Plantation investments get tax boost

cash flow executive director

11 October 2001
| By George Liondis |

The FederalGovernment has offered Australia’s plantation forestry managed investment industry a major tax concession in a move that is expected to breath new life into the sector.

The new 12-month prepayment concessions will allow growers in managed investment plantations to obtain an immediate tax deduction for funds contributed by investors in one financial year for seasonally dependent plantation work that growers carry out in the following financial year.

Previously, ever since a similar concession, the 13-month prepayment rule, was withdrawn in 1999, growers have been able to claim deductions only for funds sourced from investors and used to carry out plantation work all in the one year.

The Minister for Forestry and Conservation, Wilson Tuckey, announced the policy change after intense lobbying efforts by the plantation forestry industry, which has seen investments in the sector drop by up to two-thirds in the 2000/01 financial year following the abandonment of the 13-month rule.

The Australian forest growing industry welcomed the new tax rule last week, despite having to agree to a significant trade off to prevent a slide in the government’s tax revenue.

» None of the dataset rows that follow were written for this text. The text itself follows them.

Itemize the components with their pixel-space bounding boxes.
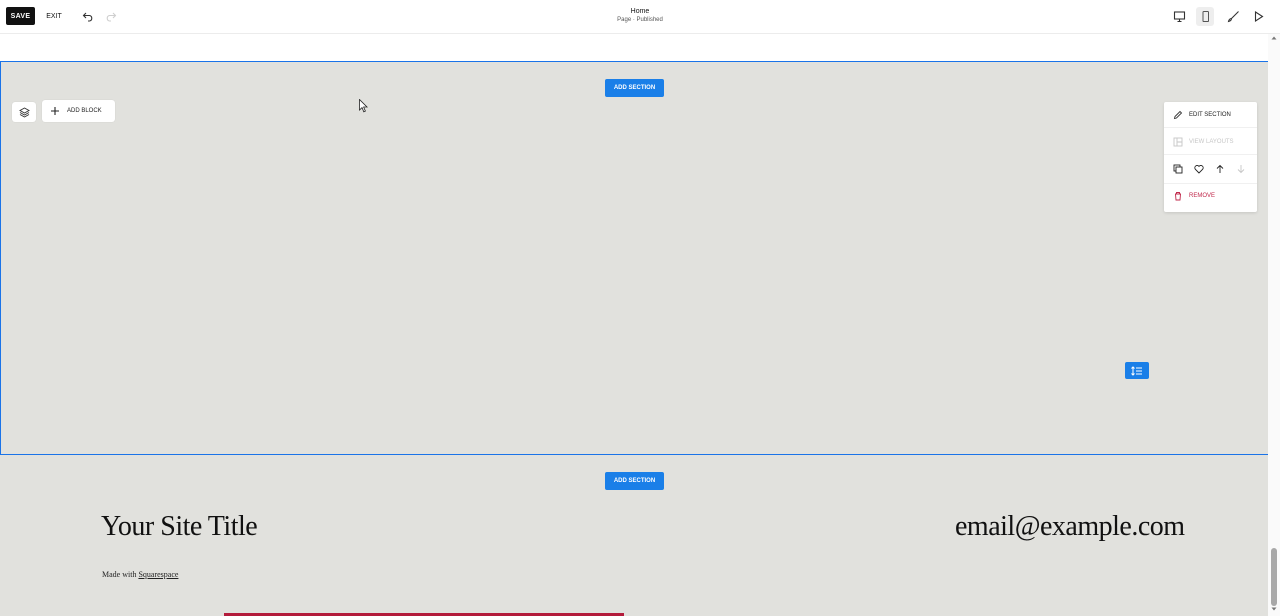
paintbrush-icon[interactable] [1227, 10, 1240, 23]
mouse-cursor-icon [359, 99, 368, 113]
spacing-icon [1131, 365, 1142, 376]
layout-icon [1173, 137, 1183, 147]
site-title: Your Site Title [101, 511, 258, 542]
edit-section-item[interactable]: EDIT SECTION [1173, 110, 1231, 120]
layers-icon [18, 106, 30, 118]
selected-section[interactable] [0, 61, 1270, 455]
save-button[interactable]: SAVE [6, 7, 35, 25]
pencil-icon [1173, 110, 1183, 120]
made-with-text: Made with Squarespace [102, 570, 178, 579]
add-block-label: ADD BLOCK [67, 108, 102, 114]
arrow-up-icon[interactable] [1215, 164, 1225, 174]
made-with-prefix: Made with [102, 570, 139, 579]
undo-icon[interactable] [82, 10, 94, 22]
page-status: Page · Published [617, 17, 663, 23]
view-layouts-item[interactable]: VIEW LAYOUTS [1173, 137, 1234, 147]
section-spacing-handle[interactable] [1125, 362, 1149, 379]
add-section-button-top[interactable]: ADD SECTION [605, 79, 664, 97]
menu-divider [1164, 127, 1257, 128]
layers-button[interactable] [12, 102, 36, 122]
heart-icon[interactable] [1194, 164, 1204, 174]
editor-toolbar: SAVE EXIT Home Page · Published [0, 0, 1280, 34]
add-block-button[interactable]: ADD BLOCK [42, 100, 115, 122]
vertical-scrollbar[interactable] [1268, 34, 1280, 616]
scroll-down-arrow-icon[interactable] [1271, 606, 1277, 612]
arrow-down-icon[interactable] [1236, 164, 1246, 174]
mobile-icon[interactable] [1199, 10, 1212, 23]
view-layouts-label: VIEW LAYOUTS [1189, 139, 1234, 145]
exit-button[interactable]: EXIT [44, 7, 64, 25]
desktop-icon[interactable] [1173, 10, 1186, 23]
section-menu: EDIT SECTION VIEW LAYOUTS REMOVE [1164, 102, 1257, 212]
plus-icon [51, 107, 59, 115]
edit-section-label: EDIT SECTION [1189, 112, 1231, 118]
scroll-thumb[interactable] [1271, 548, 1277, 606]
page-title[interactable]: Home [560, 8, 720, 15]
squarespace-link[interactable]: Squarespace [138, 570, 178, 579]
footer-email: email@example.com [955, 511, 1185, 542]
redo-icon[interactable] [105, 10, 117, 22]
add-section-button-bottom[interactable]: ADD SECTION [605, 472, 664, 490]
trash-icon [1175, 192, 1181, 201]
menu-divider [1164, 154, 1257, 155]
play-icon[interactable] [1252, 10, 1265, 23]
scroll-up-arrow-icon[interactable] [1271, 35, 1277, 41]
menu-divider [1164, 183, 1257, 184]
remove-section-item[interactable]: REMOVE [1173, 191, 1215, 201]
duplicate-icon[interactable] [1173, 164, 1183, 174]
remove-label: REMOVE [1189, 193, 1216, 199]
section-actions [1173, 164, 1257, 174]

The trade off means that managed investment plantation companies that offer the 12 month prepayment option will be required to bring forward any related tax liabilities to match the year when growers claim their deductions.

“The pre-payment arrangement outweighs the cash flow penalty of bringing forward the tax liability,” the Australian Forest Growers association executive director Alan Cummine says.

“We are hopeful and expectant that it is going to restore confidence and reverse the decline in the investment that has happened in this sector in the last financial year.”